Reproducing whole-Duck analyses, with a few bumps
In preparation for the soon submission of the geoduck genome paper, I re-ran some mox jobs to see if we could reproduce the paper, particular with regard to the new naming scheme. The two scripts were 1217_1300.sh and 1218_1000.sh.
“New” aspects of both include coverage2cytosine
find *deduplicated.bismark.cov.gz \
| xargs basename -s _R1_001_val_1_bismark_bt2_pe.deduplicated.bismark.cov.gz \
| xargs -I{} ${bismark_dir}/coverage2cytosine \
--genome_folder ${genome_folder} \
-o {} \
--merge_CpG \
--zero_based \
{}_R1_001_val_1_bismark_bt2_pe.deduplicated.bismark.cov.gz
and for the 1218_1000
took it a step further and created bedgraphs
for f in *merged_CpG_evidence.cov
do
STEM=$(basename "${f}" .CpG_report.merged_CpG_evidence.cov)
cat "${f}" | awk '{if ($5+$6 >= 5) {print $1, $2, $3, $4}}' \
> "${STEM}"_5x.bedgraph
done
Did it work?
Well output from each job can be found here and here.
At least for the latter there seems to be an issue.
Stored sequence information of 18 chromosomes/scaffolds in total
==============================================================================
Methylation information will now be written into a genome-wide cytosine report
==============================================================================
>>> Writing genome-wide cytosine report to: EPI-103_S27_L005_R1_001_val_1_bismark_bt2_pe.deduplicated.deduplicated.bismark.cov.gz.CpG_report.txt <<<
gzip: EPI-103_S27_L005_R1_001_val_1_bismark_bt2_pe.deduplicated.deduplicated.bismark.cov.gz_R1_001_val_1_bismark_bt2_pe.deduplicated.bismark.cov.gz: No such file or directory
No last chromosome was defined, something must have gone wrong while reading the data in (e.g. specified wrong file path for a gzipped coverage file?). Please check your command!

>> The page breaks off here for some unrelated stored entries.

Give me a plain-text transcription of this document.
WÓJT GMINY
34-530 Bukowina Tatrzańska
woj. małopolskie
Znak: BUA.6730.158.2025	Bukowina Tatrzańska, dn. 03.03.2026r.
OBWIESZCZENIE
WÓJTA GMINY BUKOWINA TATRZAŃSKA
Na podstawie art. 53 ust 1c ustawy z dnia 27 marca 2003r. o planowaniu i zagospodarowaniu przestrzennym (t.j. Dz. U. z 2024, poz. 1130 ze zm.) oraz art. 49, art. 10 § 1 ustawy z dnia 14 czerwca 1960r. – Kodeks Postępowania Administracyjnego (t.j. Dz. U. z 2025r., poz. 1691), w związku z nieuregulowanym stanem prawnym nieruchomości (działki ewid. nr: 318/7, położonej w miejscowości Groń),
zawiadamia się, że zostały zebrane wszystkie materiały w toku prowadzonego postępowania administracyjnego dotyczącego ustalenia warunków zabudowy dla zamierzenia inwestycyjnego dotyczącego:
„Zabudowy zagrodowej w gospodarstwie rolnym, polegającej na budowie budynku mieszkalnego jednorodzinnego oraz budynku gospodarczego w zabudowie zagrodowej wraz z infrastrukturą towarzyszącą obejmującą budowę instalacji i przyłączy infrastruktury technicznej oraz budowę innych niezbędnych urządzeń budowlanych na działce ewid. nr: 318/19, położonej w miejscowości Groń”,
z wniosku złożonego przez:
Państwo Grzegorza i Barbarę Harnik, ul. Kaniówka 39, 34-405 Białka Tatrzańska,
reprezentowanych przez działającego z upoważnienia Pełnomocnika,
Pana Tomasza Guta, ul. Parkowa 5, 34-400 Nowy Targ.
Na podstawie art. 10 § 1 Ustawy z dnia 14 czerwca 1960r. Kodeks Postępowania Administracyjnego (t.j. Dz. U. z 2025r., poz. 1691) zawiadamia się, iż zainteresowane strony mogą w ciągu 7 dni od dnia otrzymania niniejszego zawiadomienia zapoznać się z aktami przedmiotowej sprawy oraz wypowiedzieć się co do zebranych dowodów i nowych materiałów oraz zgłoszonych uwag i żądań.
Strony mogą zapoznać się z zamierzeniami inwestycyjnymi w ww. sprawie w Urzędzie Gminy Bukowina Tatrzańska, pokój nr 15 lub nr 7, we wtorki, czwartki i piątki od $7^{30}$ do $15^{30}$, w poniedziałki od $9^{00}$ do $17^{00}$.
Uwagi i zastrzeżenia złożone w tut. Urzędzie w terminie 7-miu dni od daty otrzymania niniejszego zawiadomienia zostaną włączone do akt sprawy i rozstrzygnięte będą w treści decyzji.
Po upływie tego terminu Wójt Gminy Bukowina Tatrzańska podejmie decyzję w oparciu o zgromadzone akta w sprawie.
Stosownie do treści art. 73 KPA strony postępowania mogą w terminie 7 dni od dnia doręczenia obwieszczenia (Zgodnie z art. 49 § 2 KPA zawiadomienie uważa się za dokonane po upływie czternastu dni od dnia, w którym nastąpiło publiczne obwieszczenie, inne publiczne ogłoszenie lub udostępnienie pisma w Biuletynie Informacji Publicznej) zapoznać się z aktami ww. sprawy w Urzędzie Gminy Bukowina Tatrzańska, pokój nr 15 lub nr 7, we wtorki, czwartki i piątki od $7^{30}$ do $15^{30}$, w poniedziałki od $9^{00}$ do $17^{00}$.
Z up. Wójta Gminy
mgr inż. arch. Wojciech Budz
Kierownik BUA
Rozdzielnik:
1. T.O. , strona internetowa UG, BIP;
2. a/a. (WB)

xargs: /gscratch/srlab/programs/Bismark-0.21.0/coverage2cytosine: exited with status 255; aborting
cat: merged_CpG_evidence.cov: No such file or directory
On the other hand there seems to no issue with 1217
>>> Writing genome-wide cytosine report to: EPI-44_S41_L005.CpG_report.txt <<<
Storing all covered cytosine positions for chromosome: Scaffold_01
Writing cytosine report for chromosome Scaffold_01 (stored 588975 different covered positions)
Writing cytosine report for chromosome Scaffold_02 (stored 453991 different covered positions)

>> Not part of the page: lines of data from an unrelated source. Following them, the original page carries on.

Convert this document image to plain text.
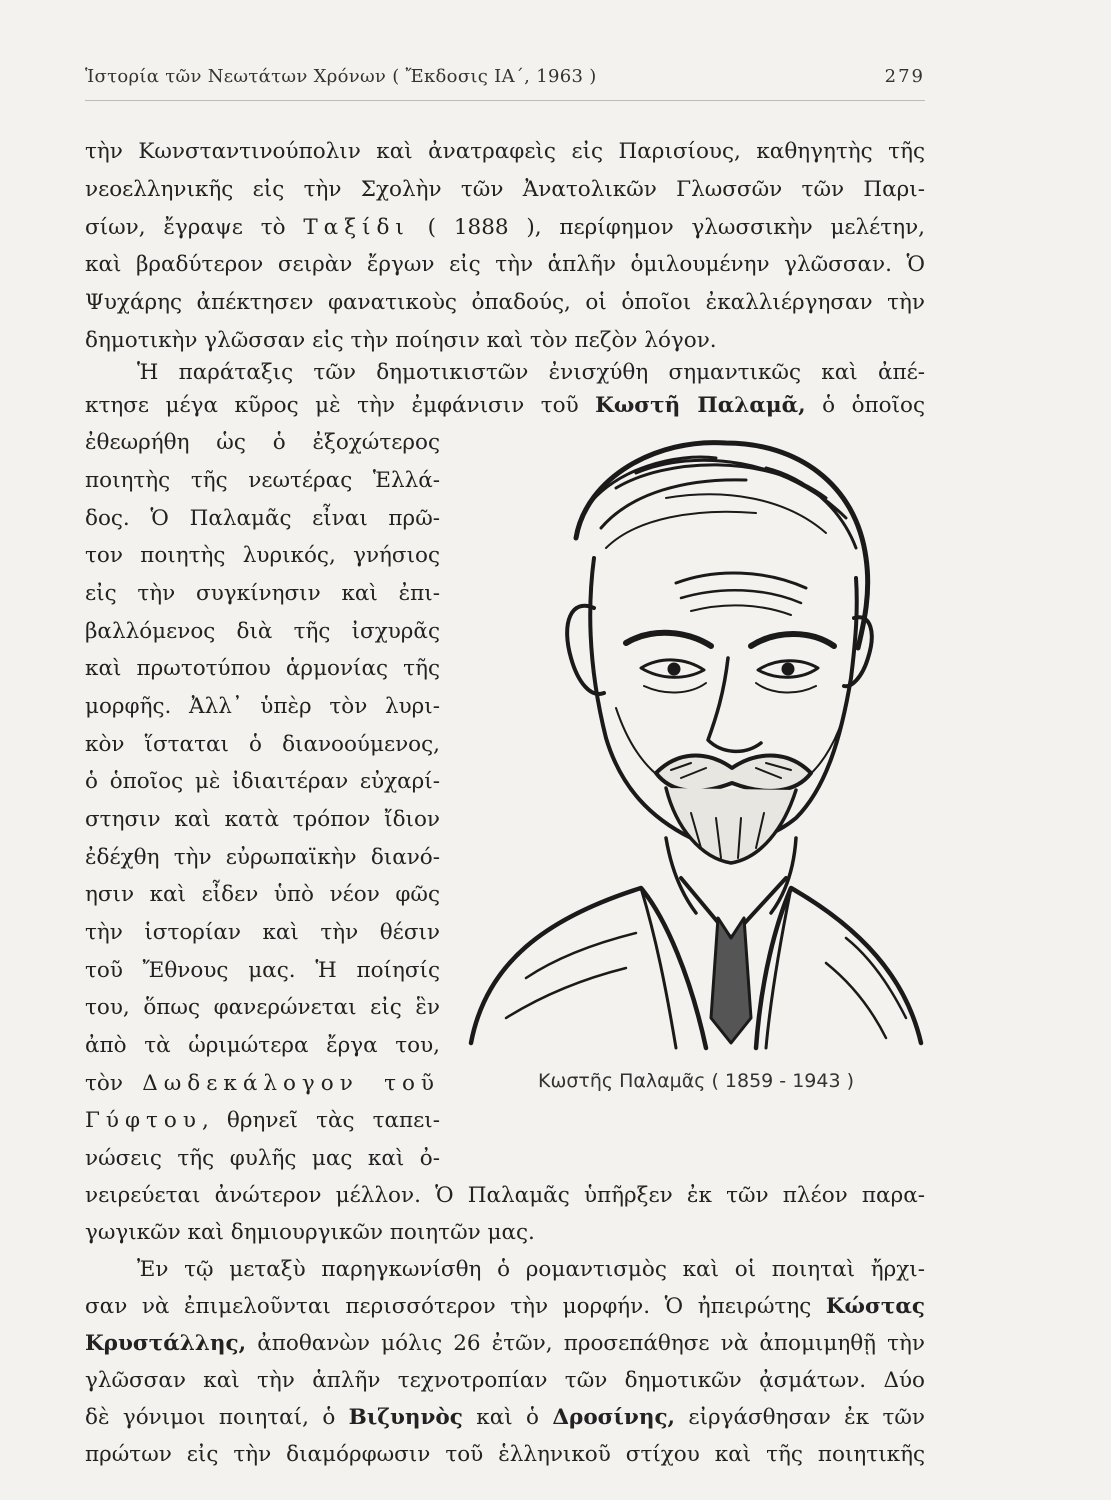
Ἱστορία τῶν Νεωτάτων Χρόνων ( Ἔκδοσις ΙΑ΄, 1963 )	279
τὴν Κωνσταντινούπολιν καὶ ἀνατραφεὶς εἰς Παρισίους, καθηγητὴς τῆς
νεοελληνικῆς εἰς τὴν Σχολὴν τῶν Ἀνατολικῶν Γλωσσῶν τῶν Παρι-
σίων, ἔγραψε τὸ Ταξίδι ( 1888 ), περίφημον γλωσσικὴν μελέτην,
καὶ βραδύτερον σειρὰν ἔργων εἰς τὴν ἁπλῆν ὁμιλουμένην γλῶσσαν. Ὁ
Ψυχάρης ἀπέκτησεν φανατικοὺς ὀπαδούς, οἱ ὁποῖοι ἐκαλλιέργησαν τὴν
δημοτικὴν γλῶσσαν εἰς τὴν ποίησιν καὶ τὸν πεζὸν λόγον.
Ἡ παράταξις τῶν δημοτικιστῶν ἐνισχύθη σημαντικῶς καὶ ἀπέ-
κτησε μέγα κῦρος μὲ τὴν ἐμφάνισιν τοῦ Κωστῆ Παλαμᾶ, ὁ ὁποῖος
ἐθεωρήθη ὡς ὁ ἐξοχώτερος
ποιητὴς τῆς νεωτέρας Ἑλλά-
δος. Ὁ Παλαμᾶς εἶναι πρῶ-
τον ποιητὴς λυρικός, γνήσιος
εἰς τὴν συγκίνησιν καὶ ἐπι-
βαλλόμενος διὰ τῆς ἰσχυρᾶς
καὶ πρωτοτύπου ἁρμονίας τῆς
μορφῆς. Ἀλλ᾽ ὑπὲρ τὸν λυρι-
κὸν ἵσταται ὁ διανοούμενος,
ὁ ὁποῖος μὲ ἰδιαιτέραν εὐχαρί-
στησιν καὶ κατὰ τρόπον ἴδιον
ἐδέχθη τὴν εὐρωπαϊκὴν διανό-
ησιν καὶ εἶδεν ὑπὸ νέον φῶς
τὴν ἱστορίαν καὶ τὴν θέσιν
τοῦ Ἔθνους μας. Ἡ ποίησίς
του, ὅπως φανερώνεται εἰς ἓν
ἀπὸ τὰ ὡριμώτερα ἔργα του,
τὸν Δωδεκάλογον τοῦ
Γύφτου, θρηνεῖ τὰς ταπει-
νώσεις τῆς φυλῆς μας καὶ ὀ-
Κωστῆς Παλαμᾶς ( 1859 - 1943 )
νειρεύεται ἀνώτερον μέλλον. Ὁ Παλαμᾶς ὑπῆρξεν ἐκ τῶν πλέον παρα-
γωγικῶν καὶ δημιουργικῶν ποιητῶν μας.
Ἐν τῷ μεταξὺ παρηγκωνίσθη ὁ ρομαντισμὸς καὶ οἱ ποιηταὶ ἤρχι-
σαν νὰ ἐπιμελοῦνται περισσότερον τὴν μορφήν. Ὁ ἠπειρώτης Κώστας
Κρυστάλλης, ἀποθανὼν μόλις 26 ἐτῶν, προσεπάθησε νὰ ἀπομιμηθῇ τὴν
γλῶσσαν καὶ τὴν ἁπλῆν τεχνοτροπίαν τῶν δημοτικῶν ᾀσμάτων. Δύο
δὲ γόνιμοι ποιηταί, ὁ Βιζυηνὸς καὶ ὁ Δροσίνης, εἰργάσθησαν ἐκ τῶν
πρώτων εἰς τὴν διαμόρφωσιν τοῦ ἑλληνικοῦ στίχου καὶ τῆς ποιητικῆς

Writing cytosine report for chromosome Scaffold_03 (stored 365994 different covered positions)
Writing cytosine report for chromosome Scaffold_04 (stored 416373 different covered positions)
Writing cytosine report for chromosome Scaffold_05 (stored 373321 different covered positions)

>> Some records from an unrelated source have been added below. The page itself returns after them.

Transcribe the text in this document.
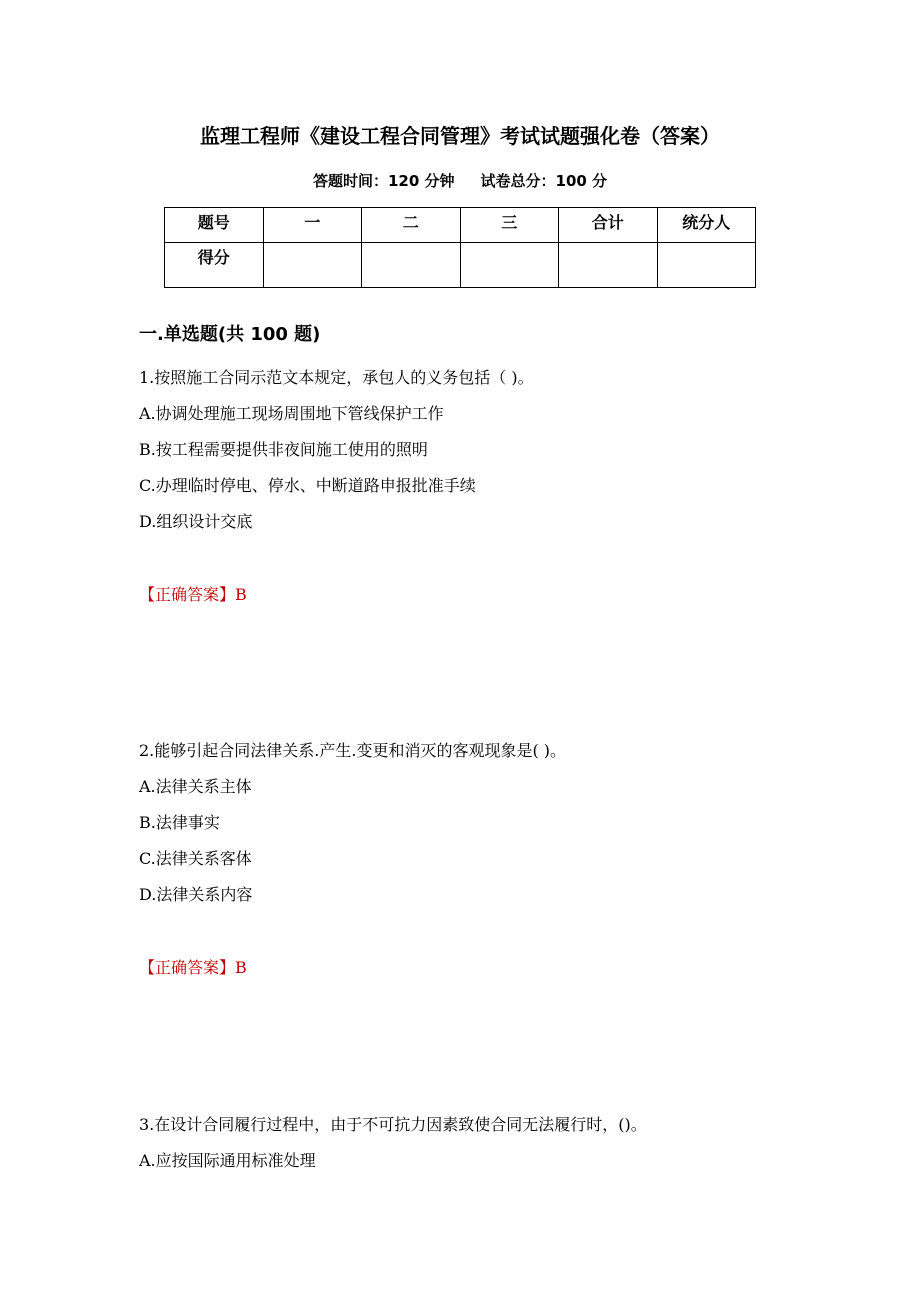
监理工程师《建设工程合同管理》考试试题强化卷（答案）
答题时间：120 分钟 试卷总分：100 分
题号	一	二	三	合计	统分人
得分					
一.单选题(共 100 题)
1.按照施工合同示范文本规定，承包人的义务包括（ )。
A.协调处理施工现场周围地下管线保护工作
B.按工程需要提供非夜间施工使用的照明
C.办理临时停电、停水、中断道路申报批准手续
D.组织设计交底
【正确答案】B
2.能够引起合同法律关系.产生.变更和消灭的客观现象是( )。
A.法律关系主体
B.法律事实
C.法律关系客体
D.法律关系内容
【正确答案】B
3.在设计合同履行过程中，由于不可抗力因素致使合同无法履行时，()。
A.应按国际通用标准处理
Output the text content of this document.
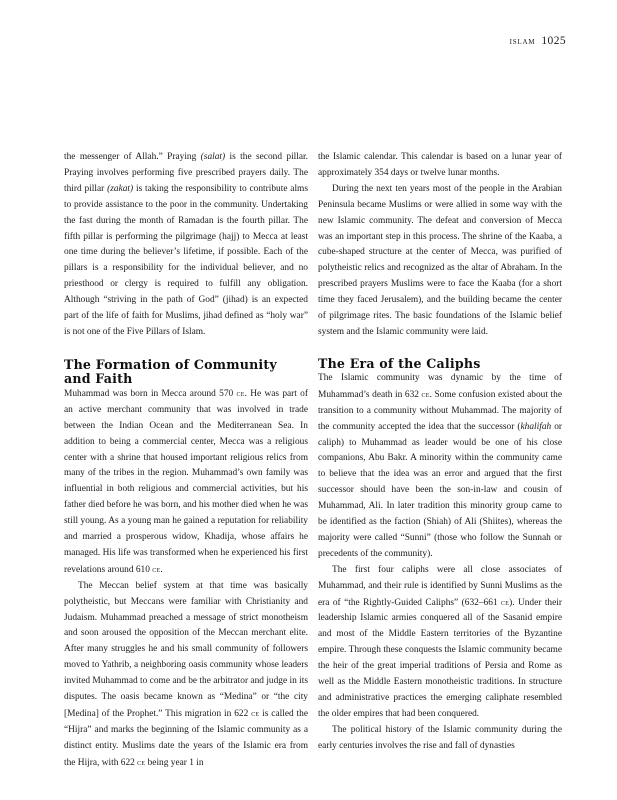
islam 1025

the messenger of Allah.” Praying (salat) is the second pillar. Praying involves performing five prescribed prayers daily. The third pillar (zakat) is taking the responsibility to contribute alms to provide assistance to the poor in the community. Undertaking the fast during the month of Ramadan is the fourth pillar. The fifth pillar is performing the pilgrimage (hajj) to Mecca at least one time during the believer’s lifetime, if possible. Each of the pillars is a responsibility for the individual believer, and no priesthood or clergy is required to fulfill any obligation. Although “striving in the path of God” (jihad) is an expected part of the life of faith for Muslims, jihad defined as “holy war” is not one of the Five Pillars of Islam.

The Formation of Community and Faith

Muhammad was born in Mecca around 570 ce. He was part of an active merchant community that was involved in trade between the Indian Ocean and the Mediterranean Sea. In addition to being a commercial center, Mecca was a religious center with a shrine that housed important religious relics from many of the tribes in the region. Muhammad’s own family was influential in both religious and commercial activities, but his father died before he was born, and his mother died when he was still young. As a young man he gained a reputation for reliability and married a prosperous widow, Khadija, whose affairs he managed. His life was transformed when he experienced his first revelations around 610 ce.

The Meccan belief system at that time was basically polytheistic, but Meccans were familiar with Christianity and Judaism. Muhammad preached a message of strict monotheism and soon aroused the opposition of the Meccan merchant elite. After many struggles he and his small community of followers moved to Yathrib, a neighboring oasis community whose leaders invited Muhammad to come and be the arbitrator and judge in its disputes. The oasis became known as “Medina” or “the city [Medina] of the Prophet.” This migration in 622 ce is called the “Hijra” and marks the beginning of the Islamic community as a distinct entity. Muslims date the years of the Islamic era from the Hijra, with 622 ce being year 1 in

the Islamic calendar. This calendar is based on a lunar year of approximately 354 days or twelve lunar months.

During the next ten years most of the people in the Arabian Peninsula became Muslims or were allied in some way with the new Islamic community. The defeat and conversion of Mecca was an important step in this process. The shrine of the Kaaba, a cube-shaped structure at the center of Mecca, was purified of polytheistic relics and recognized as the altar of Abraham. In the prescribed prayers Muslims were to face the Kaaba (for a short time they faced Jerusalem), and the building became the center of pilgrimage rites. The basic foundations of the Islamic belief system and the Islamic community were laid.

The Era of the Caliphs

The Islamic community was dynamic by the time of Muhammad’s death in 632 ce. Some confusion existed about the transition to a community without Muhammad. The majority of the community accepted the idea that the successor (khalifah or caliph) to Muhammad as leader would be one of his close companions, Abu Bakr. A minority within the community came to believe that the idea was an error and argued that the first successor should have been the son-in-law and cousin of Muhammad, Ali. In later tradition this minority group came to be identified as the faction (Shiah) of Ali (Shiites), whereas the majority were called “Sunni” (those who follow the Sunnah or precedents of the community).

The first four caliphs were all close associates of Muhammad, and their rule is identified by Sunni Muslims as the era of “the Rightly-Guided Caliphs” (632–661 ce). Under their leadership Islamic armies conquered all of the Sasanid empire and most of the Middle Eastern territories of the Byzantine empire. Through these conquests the Islamic community became the heir of the great imperial traditions of Persia and Rome as well as the Middle Eastern monotheistic traditions. In structure and administrative practices the emerging caliphate resembled the older empires that had been conquered.

The political history of the Islamic community during the early centuries involves the rise and fall of dynasties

Writing cytosine report for chromosome Scaffold_06 (stored 363497 different covered positions)
Writing cytosine report for chromosome Scaffold_07 (stored 273122 different covered positions)
Writing cytosine report for chromosome Scaffold_08 (stored 377813 different covered positions)
Writing cytosine report for chromosome Scaffold_09 (stored 236744 different covered positions)
Writing cytosine report for chromosome Scaffold_10 (stored 316503 different covered positions)
Writing cytosine report for chromosome Scaffold_11 (stored 305652 different covered positions)
Writing cytosine report for chromosome Scaffold_12 (stored 327312 different covered positions)
Writing cytosine report for chromosome Scaffold_13 (stored 268339 different covered positions)
Writing cytosine report for chromosome Scaffold_14 (stored 341289 different covered positions)
Writing cytosine report for chromosome Scaffold_15 (stored 267283 different covered positions)
Writing cytosine report for chromosome Scaffold_16 (stored 210410 different covered positions)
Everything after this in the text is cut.